After the sale, Sports Club will retain control of three Southern California clubs, while the Millennium affiliate will take over three facilities in New York and clubs in Boston, Washington D.C. and San Francisco.
"Basically, we just decided to do an asset sale, which is a single transaction with no other elements to it," said Licklider. "Once that is completed, we will have a ton of cash on the balance sheet. We will then, some time next year, decide what we will do with that cash. We may decide to go private, we may not."
Licklider added that, "if you don't have a clear cut picture about how you are going to grow a company to $1 billion in revenues, you probably shouldn't be a public company."
Sports Club will arrange for new financing secured by property in West Los Angeles. The financing, along with proceeds from the sales, will go toward retiring the company's outstanding $100 million of senior secured notes due in March 2006.
Meanwhile, the American Stock Exchange is still considering a de-listing because of the company's failure to file its financial reports in a timely manner.
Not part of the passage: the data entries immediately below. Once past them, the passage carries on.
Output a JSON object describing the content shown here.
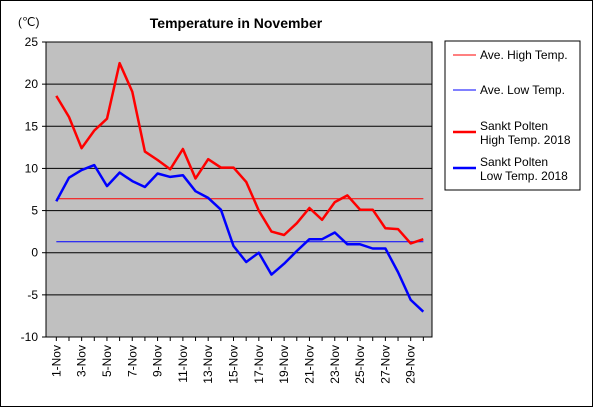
{
  "chart_data": {
    "type": "line",
    "title": "Temperature in November",
    "unit_label": "(℃)",
    "ylim": [
      -10,
      25
    ],
    "y_ticks": [
      25,
      20,
      15,
      10,
      5,
      0,
      -5,
      -10
    ],
    "x_tick_labels": [
      "1-Nov",
      "3-Nov",
      "5-Nov",
      "7-Nov",
      "9-Nov",
      "11-Nov",
      "13-Nov",
      "15-Nov",
      "17-Nov",
      "19-Nov",
      "21-Nov",
      "23-Nov",
      "25-Nov",
      "27-Nov",
      "29-Nov"
    ],
    "days": [
      1,
      2,
      3,
      4,
      5,
      6,
      7,
      8,
      9,
      10,
      11,
      12,
      13,
      14,
      15,
      16,
      17,
      18,
      19,
      20,
      21,
      22,
      23,
      24,
      25,
      26,
      27,
      28,
      29,
      30
    ],
    "grid": true,
    "legend_position": "right",
    "colors": {
      "plot_bg": "#c0c0c0",
      "high": "#ff0000",
      "low": "#0000ff"
    },
    "series": [
      {
        "name": "Ave. High Temp.",
        "legend_lines": [
          "Ave. High Temp."
        ],
        "kind": "average",
        "color": "#ff0000",
        "value": 6.4
      },
      {
        "name": "Ave. Low Temp.",
        "legend_lines": [
          "Ave. Low Temp."
        ],
        "kind": "average",
        "color": "#0000ff",
        "value": 1.3
      },
      {
        "name": "Sankt Polten High Temp. 2018",
        "legend_lines": [
          "Sankt Polten",
          "High Temp. 2018"
        ],
        "kind": "daily",
        "color": "#ff0000",
        "values": [
          18.6,
          16.1,
          12.4,
          14.5,
          15.9,
          22.5,
          19.1,
          12.0,
          11.0,
          9.9,
          12.3,
          8.8,
          11.1,
          10.1,
          10.1,
          8.4,
          5.0,
          2.5,
          2.1,
          3.5,
          5.3,
          3.9,
          6.0,
          6.8,
          5.1,
          5.1,
          2.9,
          2.8,
          1.1,
          1.6
        ]
      },
      {
        "name": "Sankt Polten Low Temp. 2018",
        "legend_lines": [
          "Sankt Polten",
          "Low Temp. 2018"
        ],
        "kind": "daily",
        "color": "#0000ff",
        "values": [
          6.1,
          8.9,
          9.8,
          10.4,
          7.9,
          9.5,
          8.5,
          7.8,
          9.4,
          9.0,
          9.2,
          7.3,
          6.5,
          5.1,
          0.8,
          -1.1,
          0.0,
          -2.6,
          -1.3,
          0.2,
          1.6,
          1.6,
          2.4,
          1.0,
          1.0,
          0.5,
          0.5,
          -2.3,
          -5.6,
          -7.0
        ]
      }
    ]
  }
}
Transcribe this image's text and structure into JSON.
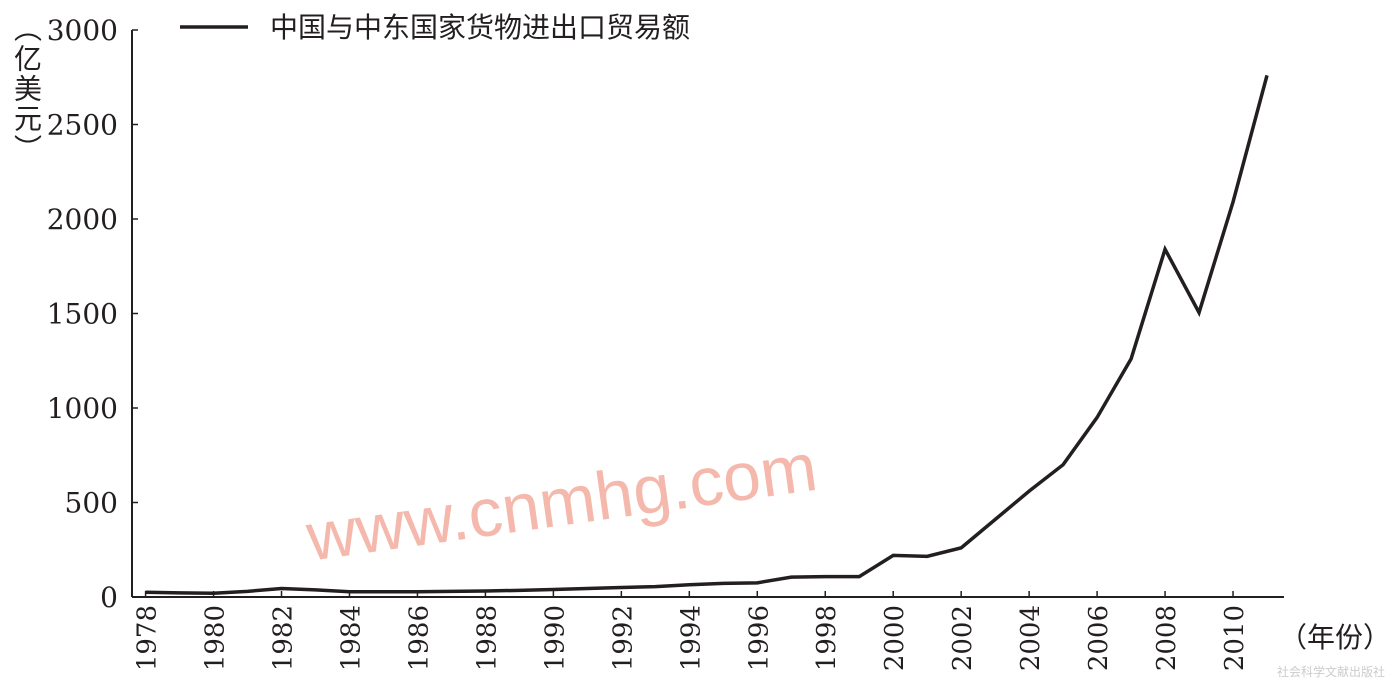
{
  "chart_data": {
    "type": "line",
    "y_label": "（亿美元）",
    "x_label": "（年份）",
    "watermark": "www.cnmhg.com",
    "source": "社会科学文献出版社",
    "x": [
      1978,
      1979,
      1980,
      1981,
      1982,
      1983,
      1984,
      1985,
      1986,
      1987,
      1988,
      1989,
      1990,
      1991,
      1992,
      1993,
      1994,
      1995,
      1996,
      1997,
      1998,
      1999,
      2000,
      2001,
      2002,
      2003,
      2004,
      2005,
      2006,
      2007,
      2008,
      2009,
      2010,
      2011
    ],
    "series": [
      {
        "name": "中国与中东国家货物进出口贸易额",
        "color": "#231f20",
        "values": [
          25,
          22,
          20,
          30,
          45,
          38,
          28,
          28,
          28,
          30,
          32,
          35,
          40,
          45,
          50,
          55,
          65,
          72,
          75,
          105,
          108,
          108,
          220,
          215,
          260,
          410,
          560,
          700,
          950,
          1260,
          1840,
          1505,
          2090,
          2760
        ]
      }
    ],
    "xlim": [
      1977.6,
      2011.5
    ],
    "xticks": [
      1978,
      1980,
      1982,
      1984,
      1986,
      1988,
      1990,
      1992,
      1994,
      1996,
      1998,
      2000,
      2002,
      2004,
      2006,
      2008,
      2010
    ],
    "ylim": [
      0,
      3000
    ],
    "yticks": [
      0,
      500,
      1000,
      1500,
      2000,
      2500,
      3000
    ],
    "grid": false
  }
}
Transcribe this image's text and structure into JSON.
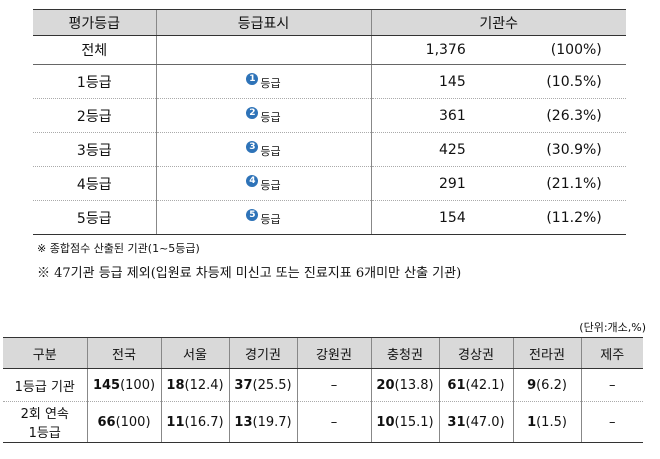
{
  "table1": {
    "headers": [
      "평가등급",
      "등급표시",
      "기관수"
    ],
    "total": {
      "label": "전체",
      "count": "1,376",
      "pct": "(100%)"
    },
    "rows": [
      {
        "grade": "1등급",
        "num": "1",
        "mark": "등급",
        "count": "145",
        "pct": "(10.5%)"
      },
      {
        "grade": "2등급",
        "num": "2",
        "mark": "등급",
        "count": "361",
        "pct": "(26.3%)"
      },
      {
        "grade": "3등급",
        "num": "3",
        "mark": "등급",
        "count": "425",
        "pct": "(30.9%)"
      },
      {
        "grade": "4등급",
        "num": "4",
        "mark": "등급",
        "count": "291",
        "pct": "(21.1%)"
      },
      {
        "grade": "5등급",
        "num": "5",
        "mark": "등급",
        "count": "154",
        "pct": "(11.2%)"
      }
    ]
  },
  "notes": {
    "note1": "※ 종합점수 산출된 기관(1~5등급)",
    "note2": "※ 47기관 등급 제외(입원료 차등제 미신고 또는 진료지표 6개미만 산출 기관)"
  },
  "unit": "(단위:개소,%)",
  "table2": {
    "headers": [
      "구분",
      "전국",
      "서울",
      "경기권",
      "강원권",
      "충청권",
      "경상권",
      "전라권",
      "제주"
    ],
    "rows": [
      {
        "label": "1등급 기관",
        "cells": [
          {
            "bold": "145",
            "rest": "(100)"
          },
          {
            "bold": "18",
            "rest": "(12.4)"
          },
          {
            "bold": "37",
            "rest": "(25.5)"
          },
          {
            "bold": "",
            "rest": "–"
          },
          {
            "bold": "20",
            "rest": "(13.8)"
          },
          {
            "bold": "61",
            "rest": "(42.1)"
          },
          {
            "bold": "9",
            "rest": "(6.2)"
          },
          {
            "bold": "",
            "rest": "–"
          }
        ]
      },
      {
        "label_line1": "2회 연속",
        "label_line2": "1등급",
        "cells": [
          {
            "bold": "66",
            "rest": "(100)"
          },
          {
            "bold": "11",
            "rest": "(16.7)"
          },
          {
            "bold": "13",
            "rest": "(19.7)"
          },
          {
            "bold": "",
            "rest": "–"
          },
          {
            "bold": "10",
            "rest": "(15.1)"
          },
          {
            "bold": "31",
            "rest": "(47.0)"
          },
          {
            "bold": "1",
            "rest": "(1.5)"
          },
          {
            "bold": "",
            "rest": "–"
          }
        ]
      }
    ]
  }
}
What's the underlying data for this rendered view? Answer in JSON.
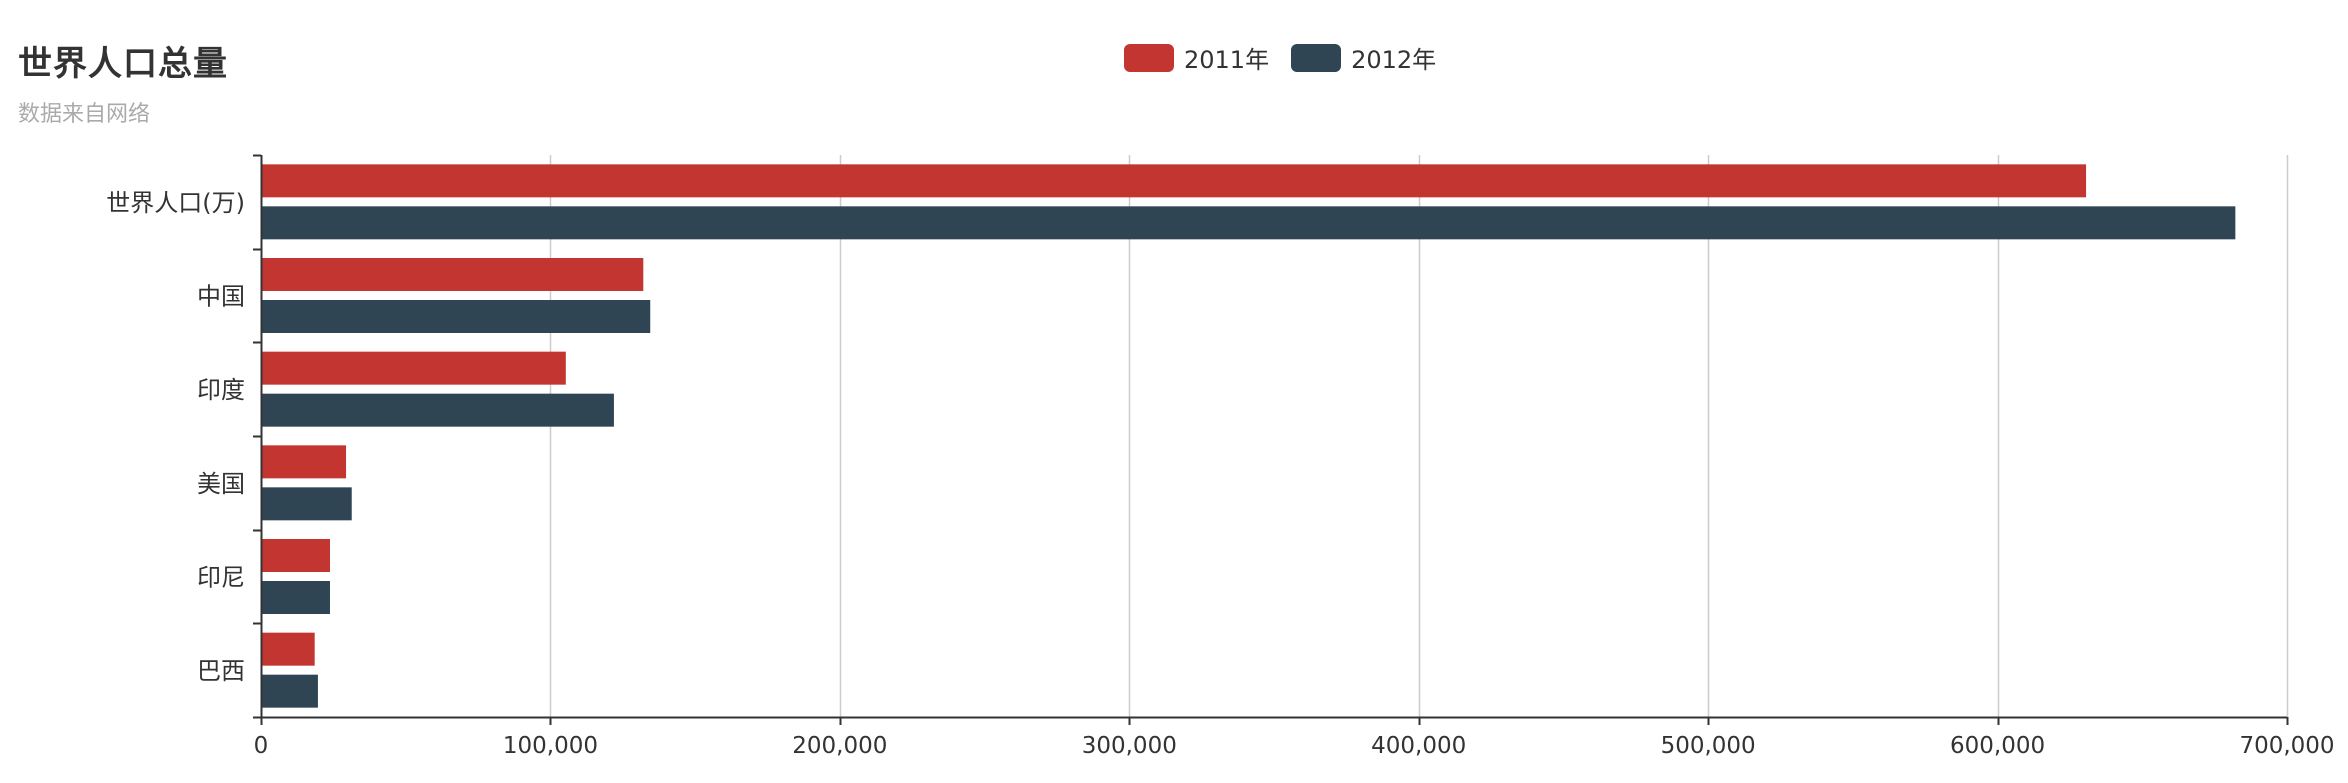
{
  "chart_data": {
    "type": "bar",
    "orientation": "horizontal",
    "title": "世界人口总量",
    "subtitle": "数据来自网络",
    "categories": [
      "世界人口(万)",
      "中国",
      "印度",
      "美国",
      "印尼",
      "巴西"
    ],
    "series": [
      {
        "name": "2011年",
        "color": "#c23531",
        "values": [
          630230,
          131744,
          104970,
          29034,
          23489,
          18203
        ]
      },
      {
        "name": "2012年",
        "color": "#2f4554",
        "values": [
          681807,
          134141,
          121594,
          31000,
          23489,
          19325
        ]
      }
    ],
    "xlim": [
      0,
      700000
    ],
    "xticks": [
      0,
      100000,
      200000,
      300000,
      400000,
      500000,
      600000,
      700000
    ],
    "xtick_labels": [
      "0",
      "100,000",
      "200,000",
      "300,000",
      "400,000",
      "500,000",
      "600,000",
      "700,000"
    ],
    "grid": true,
    "legend_position": "top-center"
  },
  "colors": {
    "axis": "#333333",
    "grid": "#cccccc",
    "title": "#333333",
    "subtitle": "#aaaaaa"
  }
}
Last week, Sports Club filed two quarterly reports for this year and last year's annual report.
The growing appetite for fast-fashion stores, where merchandise is quickly restocked to keep on top of trends, gives local apparel manufacturers an edge against foreign competition, according to a report by global consulting firm Bain & Co.
The report stresses that the proximity by local suppliers to U.S. fast-fashion stores could trump higher production costs. It's a "business model that enables a retailer or wholesaler to provide the customer more of what they want, when they want it," the report says.
Fast-fashion retail only accounted for about 1 percent of the 2004 market share in the United States. That's compared with 18 percent in Spain and 12 percent of the market share in the United Kingdom.
Los Angeles-based Forever 21 Inc., one of the locally based practitioners of fast fashion, is illustrative of the rapid growth potential. The company projects revenues could reach $1 billion this year, up from $640 million last year.
The numbers reflect a long-term shift in the market toward fast-fashion outlets. Fast-fashion is "redefining the consumer definition of fashion" and "radically changing consumer shopping behavior," the report concludes.
Vintage rock T-shirt maker Trunk Ltd. is revving up with an agreement to design and distribute Harley-Davidson Inc. sportswear.
The Harley-Davidson line will include limited edition crew shirts and sweatshirts that retail from $75 to $160. The items will feature retro Harley-Davidson imagery. Trunk, a Culver City-based division of the CINQ Group, sells Alice Cooper, ACDC, David Bowie, Kiss, Rolling Stones and other music shirts to specialty retailers throughout the country.
M. Fredric & Co. Inc., the Agoura Hills-based boutique chain just opened a men's store on Ventura Boulevard in Studio City. The store is the second men's store for the chain and pushes the total number of M. Fredric stores to 21. M. Fredric plans to open its third men's store in Marina del Rey in November.